Betty’s pretty cute, alright, especially in that tiny bikini she struts around in. She told me she’s 18, but I’m not so sure. She’s still in high school, Terry Parker High, I think she told me. She’s hard to resist though – kind of petite with brown hair. I could go for her. I like how she laughed that when I told her I was baseball player. She thought that was kids’ stuff. She giggled when I told her my name was Tug. Hey, she laughs at me a lot! Not sure I like that, come to think of it.

Anyway, she’s supposed to come down pretty soon from her apartment upstairs. Her mom doesn’t mind that she visits and that we yell to each from our balconies. Right now, I’m not in the mood to see her. Another shelling on the mound today; nothing was working. I just want to wallow in self-pity. When I saw Betty this morning at the Laundromat, where I was bleaching my uniform, and she was doing the family wash, we made a date, but now I wish we hadn’t.

There’s the bell. Gotta answer it. I open the door and there she stands, in a little tank top, mini-skirt and, as usual, barefoot. She looks great, but the throbbing pain in my arm is all I can think about.

“Hey Tug!” She leans over for a kiss, which I return without enthusiasm. She doesn’t notice.

We sit on the couch.

“You want a drink?” I ask.

“Tab, if you have one,” she says. No beer, no whiskey? She’s not eighteen, no way.

As I go to the fridge to see what I have for her, she looks at some of my baseball trophies and pictures, and makes idle chit chat, not really interested in the game. In fact, she seems a little upset.


“What’s up Betty?” As soon as I ask, she starts to cry. She told me her dad had dropped by the apartment and they got into a fight. Betty’s mom had already gone out with her new boyfriend. Her folks aren’t divorced – yet. I could relate since my parents were already splitsville.

We sat together on the couch, really close, and talked for a while about family and friends. Betty was pretty shaken up and, I think she felt vulnerable. We kissed and I held her, but it was clear she wanted more. Things were started getting pretty heavy; clothes were starting to come off. Now, I’m not against having sex whenever and wherever it’s available, but she was so emotional that it felt like I’d really be taking advantage of her when she was most vulnerable. It just didn’t feel right, you know?

I gently pushed her away. “Betty, listen, I really like you, you’re a swell kid, but I think going any further is a pretty bad idea right now, you know?”

She immediately sat straight up. Her expression changed from lust to anger. “You do? You don’t want to go further? You think it’s a ‘pretty bad idea’ do you?”

She stood up, putting her shirt back on. I think she was embarrassed also. That didn’t mix well with how furious she was.

“You should have thought about that before you led me on Tug. Really. You men are all alike.”

She turned to leave.

“Betty, wait a minute,” I said, but to tell you the truth, I didn’t really care. I wasn’t too attached to her, just another girl. Once I get back to New York she’ll be forgotten.

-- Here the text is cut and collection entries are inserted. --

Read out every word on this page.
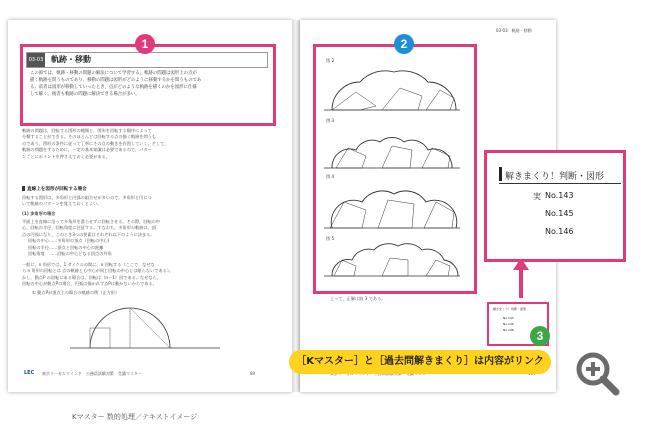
03-03 軌跡・移動
この節では，軌跡・移動の問題の解法について学習する。軌跡の問題は図形上の点が
描く軌跡を問うものであり，移動の問題は図形がどのように移動するかを問うものであ
る。前者は図形が移動していったとき，点がどのような軌跡を描くのかを図形に仕様
して解く。後者も軌跡の問題に解決できる場合が多い。
1
軌跡の問題は，回転する図形の種類と，図形を回転する順序によって
分類することができる。そのほとんどは回転する点の描く軌跡を問うも
のであり，図形の条件に従って丁寧にその点の動きを作図していく。そして，
軌跡の問題をするために，一定の基本知識は必要であるので，パター
ンごとにポイントを押さえておく必要がある。
直線上を図形が回転する場合
回転する図形は，多角形と円弧の組合せが多いので，多角形と円につ
いて軌跡のパターンを覚えておくとよい。
(1) 多角形の場合
平面上を直線に沿って多角形を滑らせずに回転させる。その際，回転の中
心，回転の半径，回転角度に注意する。すなわち，多角形の軌跡は，頂
点の円弧になり，このとき3つの要素はそれぞれ以下のように決まる。
回転の中心……多角形の頂点（回転の中心)
回転の半径……頂点と回転の中心の距離
回転角度　……回転の中心となる頂点の外角
一般に，n 角形では，1 サイクルの間に，n 回転する（ここで、なぜな
ら n 角形の回転とは 点の軌跡とも中心が同じ回転の中心とは限らないである）。
かし，動点P の回転にある場合は，回転は（n－1）回である。なぜなら，
回転の中心が動点Pの場合，円弧は描かれず点Pは動かないからである。
① 動点Pが頂点上の場合の軌跡の例（正方形）
LEC 東京リーガルマインド　公務員試験対策　受講マスター	89
03-03　軌跡・移動
2
図 2
図 3
図 4
図 5
上って，正解は肢 3 である。
解きまくり！判断・図形
No.143
No.145
No.146	3
解きまくり！判断・図形
実 No.143
No.145
No.146
［Kマスター］と［過去問解きまくり］は内容がリンク
Kマスター 数的処理／テキストイメージ
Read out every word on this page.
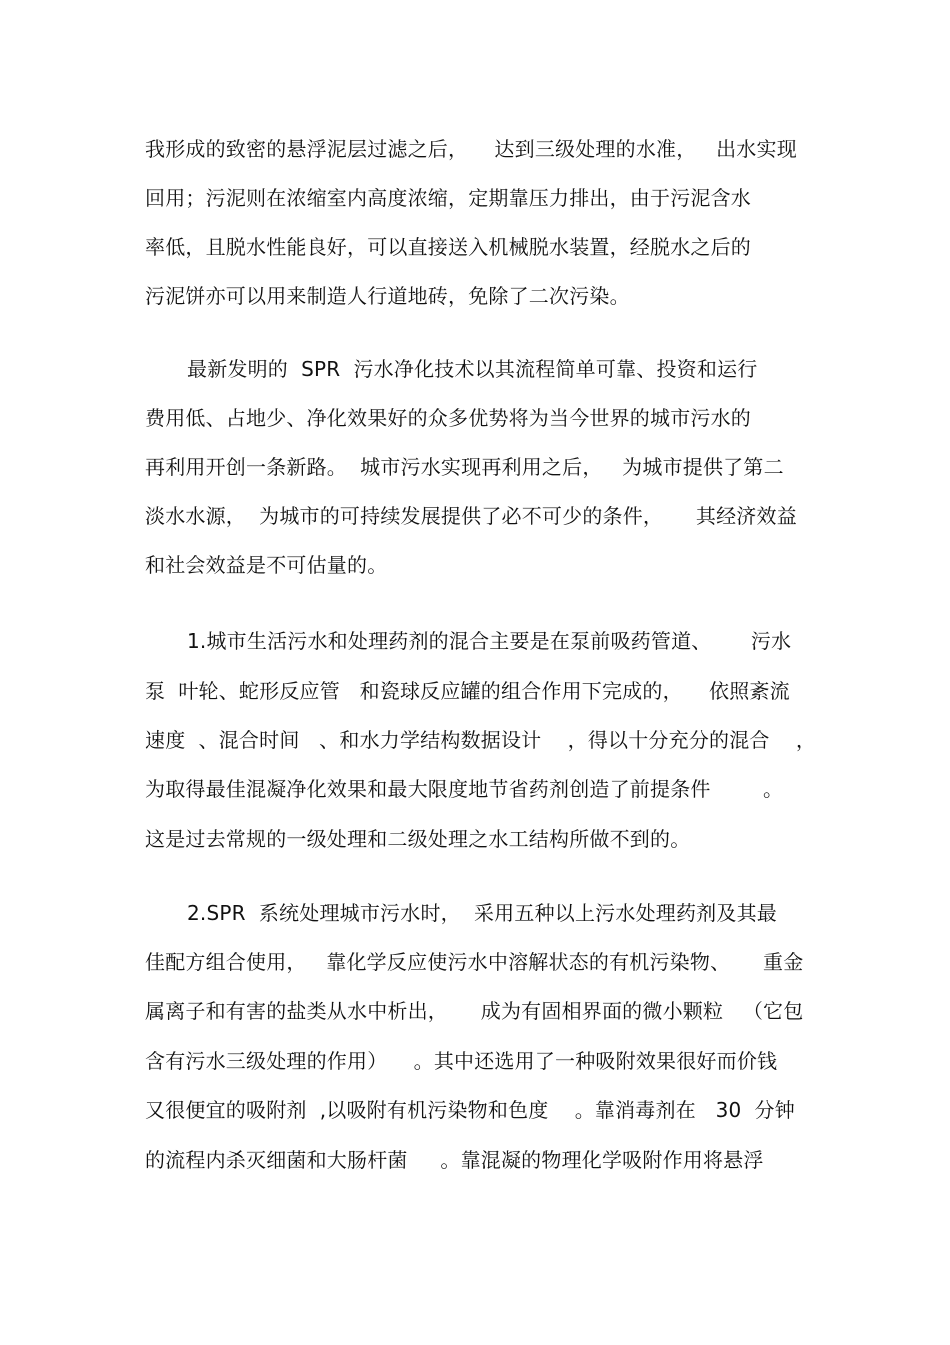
我形成的致密的悬浮泥层过滤之后，    达到三级处理的水准，   出水实现
回用；污泥则在浓缩室内高度浓缩，定期靠压力排出，由于污泥含水
率低，且脱水性能良好，可以直接送入机械脱水装置，经脱水之后的
污泥饼亦可以用来制造人行道地砖，免除了二次污染。
最新发明的  SPR  污水净化技术以其流程简单可靠、投资和运行
费用低、占地少、净化效果好的众多优势将为当今世界的城市污水的
再利用开创一条新路。  城市污水实现再利用之后，   为城市提供了第二
淡水水源，  为城市的可持续发展提供了必不可少的条件，     其经济效益
和社会效益是不可估量的。
1.城市生活污水和处理药剂的混合主要是在泵前吸药管道、      污水
泵  叶轮、蛇形反应管   和瓷球反应罐的组合作用下完成的，    依照紊流
速度  、混合时间   、和水力学结构数据设计    ，得以十分充分的混合    ，
为取得最佳混凝净化效果和最大限度地节省药剂创造了前提条件        。
这是过去常规的一级处理和二级处理之水工结构所做不到的。
2.SPR  系统处理城市污水时，  采用五种以上污水处理药剂及其最
佳配方组合使用，   靠化学反应使污水中溶解状态的有机污染物、     重金
属离子和有害的盐类从水中析出，     成为有固相界面的微小颗粒   （它包
含有污水三级处理的作用）    。其中还选用了一种吸附效果很好而价钱
又很便宜的吸附剂  ,以吸附有机污染物和色度    。靠消毒剂在   30  分钟
的流程内杀灭细菌和大肠杆菌     。靠混凝的物理化学吸附作用将悬浮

I took another swig of Jack as the door slammed loudly behind her, and turned the dial to the local news.

Tug McGraw, future relief pitching legend for the New York Mets and Philadelphia Phillies, was doing a stretch during the summer of 1966 in Jacksonville, Florida. It was there he met Betty D’Agostino. They saw each other frequently and Betty would become pregnant (after the one time they had sex), giving birth on May 1, 1967 to Samuel Timothy McGraw. That baby would become Tim McGraw, one of the biggest stars in country music. When Tim was eleven years old, Tug found out he was the boy’s father, although he denied it for seven years. They would become close after Tim’s 18th birthday, remaining so until Tug’s death from brain cancer on January 5, 2004, in Nashville.